Haydn, Joseph
Berühmte Streichquartette
Streichquartette d-Moll op. 76 Nr. 2, C-Dur op. 76 Nr. 3, B-Dur op. 76 Nr. 4
Bei der Einspielung klassischer Musik steht das Gewandhaus-Quartett stets für hohe Qualität. Wer erinnert sich nicht gerne an die preisgekrönten Interpretationen der Streichquartette Beethovens durch die Leipziger Musiker, in denen dramatischer Impetus und Schärfe, Humor, Leidenschaft sowie groß angelegte Kantabilität genial verwoben sind? Gute Voraussetzungen also für die Neueinspielung von drei der berühmtesten Streichquartette von Joseph Haydn aus dessen Opus 76, des Quintenquartetts (76/2), des Kaiserquartetts (76/3) und des Quartetts Der Sonnenaufgang (76/4).
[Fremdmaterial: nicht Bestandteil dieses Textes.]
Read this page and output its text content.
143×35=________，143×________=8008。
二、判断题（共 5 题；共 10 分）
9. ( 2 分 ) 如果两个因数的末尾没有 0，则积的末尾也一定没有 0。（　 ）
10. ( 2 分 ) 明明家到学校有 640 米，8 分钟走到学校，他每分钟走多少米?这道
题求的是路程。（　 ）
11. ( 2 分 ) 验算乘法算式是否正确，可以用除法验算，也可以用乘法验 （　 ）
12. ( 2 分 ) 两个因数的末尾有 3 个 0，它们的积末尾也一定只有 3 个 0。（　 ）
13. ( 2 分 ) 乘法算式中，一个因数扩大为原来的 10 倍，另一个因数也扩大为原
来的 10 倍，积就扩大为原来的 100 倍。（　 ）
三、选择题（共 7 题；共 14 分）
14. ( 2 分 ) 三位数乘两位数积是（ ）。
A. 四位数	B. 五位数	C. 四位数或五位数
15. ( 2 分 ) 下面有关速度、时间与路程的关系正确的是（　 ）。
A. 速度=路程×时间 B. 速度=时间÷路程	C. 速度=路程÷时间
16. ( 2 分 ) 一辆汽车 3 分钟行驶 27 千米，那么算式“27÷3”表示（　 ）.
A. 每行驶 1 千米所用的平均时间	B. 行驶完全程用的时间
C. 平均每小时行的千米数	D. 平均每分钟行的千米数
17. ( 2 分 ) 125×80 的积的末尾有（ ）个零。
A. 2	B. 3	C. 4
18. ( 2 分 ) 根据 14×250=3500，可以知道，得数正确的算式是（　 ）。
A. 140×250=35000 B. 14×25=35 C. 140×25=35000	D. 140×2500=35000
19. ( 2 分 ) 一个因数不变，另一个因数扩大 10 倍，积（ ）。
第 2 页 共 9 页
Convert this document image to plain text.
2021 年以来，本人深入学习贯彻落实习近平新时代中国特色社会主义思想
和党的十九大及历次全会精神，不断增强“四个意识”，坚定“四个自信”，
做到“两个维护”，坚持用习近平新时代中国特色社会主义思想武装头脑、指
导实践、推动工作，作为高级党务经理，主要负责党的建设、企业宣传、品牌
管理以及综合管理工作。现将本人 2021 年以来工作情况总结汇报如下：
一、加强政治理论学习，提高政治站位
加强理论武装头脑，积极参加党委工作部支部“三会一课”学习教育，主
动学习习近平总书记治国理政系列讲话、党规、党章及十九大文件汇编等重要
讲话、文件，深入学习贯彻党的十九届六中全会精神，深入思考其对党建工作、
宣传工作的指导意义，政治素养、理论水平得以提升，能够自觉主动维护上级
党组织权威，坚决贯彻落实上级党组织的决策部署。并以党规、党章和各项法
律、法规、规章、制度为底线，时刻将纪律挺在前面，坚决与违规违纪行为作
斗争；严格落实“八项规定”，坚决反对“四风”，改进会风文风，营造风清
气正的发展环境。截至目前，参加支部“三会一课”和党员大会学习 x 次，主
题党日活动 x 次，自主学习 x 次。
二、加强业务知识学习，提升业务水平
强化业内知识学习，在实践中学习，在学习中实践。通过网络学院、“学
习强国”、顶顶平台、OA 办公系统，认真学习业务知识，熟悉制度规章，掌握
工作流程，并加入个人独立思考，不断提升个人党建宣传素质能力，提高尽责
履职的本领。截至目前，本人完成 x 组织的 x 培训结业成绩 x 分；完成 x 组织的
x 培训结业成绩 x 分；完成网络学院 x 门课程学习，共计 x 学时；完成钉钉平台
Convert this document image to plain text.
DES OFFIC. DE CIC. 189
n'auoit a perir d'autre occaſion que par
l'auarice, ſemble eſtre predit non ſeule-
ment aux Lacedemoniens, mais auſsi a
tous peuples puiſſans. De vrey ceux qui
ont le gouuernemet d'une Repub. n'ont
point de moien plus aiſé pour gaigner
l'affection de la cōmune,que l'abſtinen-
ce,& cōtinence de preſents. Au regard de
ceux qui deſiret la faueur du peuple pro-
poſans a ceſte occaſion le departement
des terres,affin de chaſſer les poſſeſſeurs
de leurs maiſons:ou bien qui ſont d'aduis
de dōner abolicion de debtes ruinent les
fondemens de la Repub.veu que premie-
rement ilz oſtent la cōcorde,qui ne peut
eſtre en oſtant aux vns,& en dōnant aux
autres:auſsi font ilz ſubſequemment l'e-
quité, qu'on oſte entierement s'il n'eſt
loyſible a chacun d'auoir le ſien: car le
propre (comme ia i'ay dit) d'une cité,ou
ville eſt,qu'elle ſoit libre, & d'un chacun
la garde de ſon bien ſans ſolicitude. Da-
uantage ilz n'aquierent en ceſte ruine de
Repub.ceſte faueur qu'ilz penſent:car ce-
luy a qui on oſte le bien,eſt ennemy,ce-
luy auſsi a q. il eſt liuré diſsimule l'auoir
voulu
Doch vielleicht ist die Messlatte damit auch zu hoch gelegt. Zwar musizieren die wunderbar aufeinander eingestimmten Streicher Frank-Michael Erben, Conrad Suske, Volker Metz und Jürnjakob Timm auf gewohnt allerhöchstem Niveau. Sie atmen die Phrasen sehr gesanglich mit, eruieren neue Klänge, die in der Musik verborgen sind, suchen und finden den musikalischen Witz, den Haydn immer wieder in seine Musik komponiert hat, und gestalten die plötzlich hervortretenden musikalischen Eruptionen virtuos. Und doch, im Vergleich zu den Beethoven-Einspielungen fehlen der allerletzte Biss, die allerletzte Konsequenz und möglicherweise auch der Wagemut, vielleicht bislang Unerhörtes zu Tage zu fördern. Doch wie erwähnt: All dies findet auf allerhöchstem Niveau statt und die Interpretationen klingen wunderschön vielleicht zu wunderschön?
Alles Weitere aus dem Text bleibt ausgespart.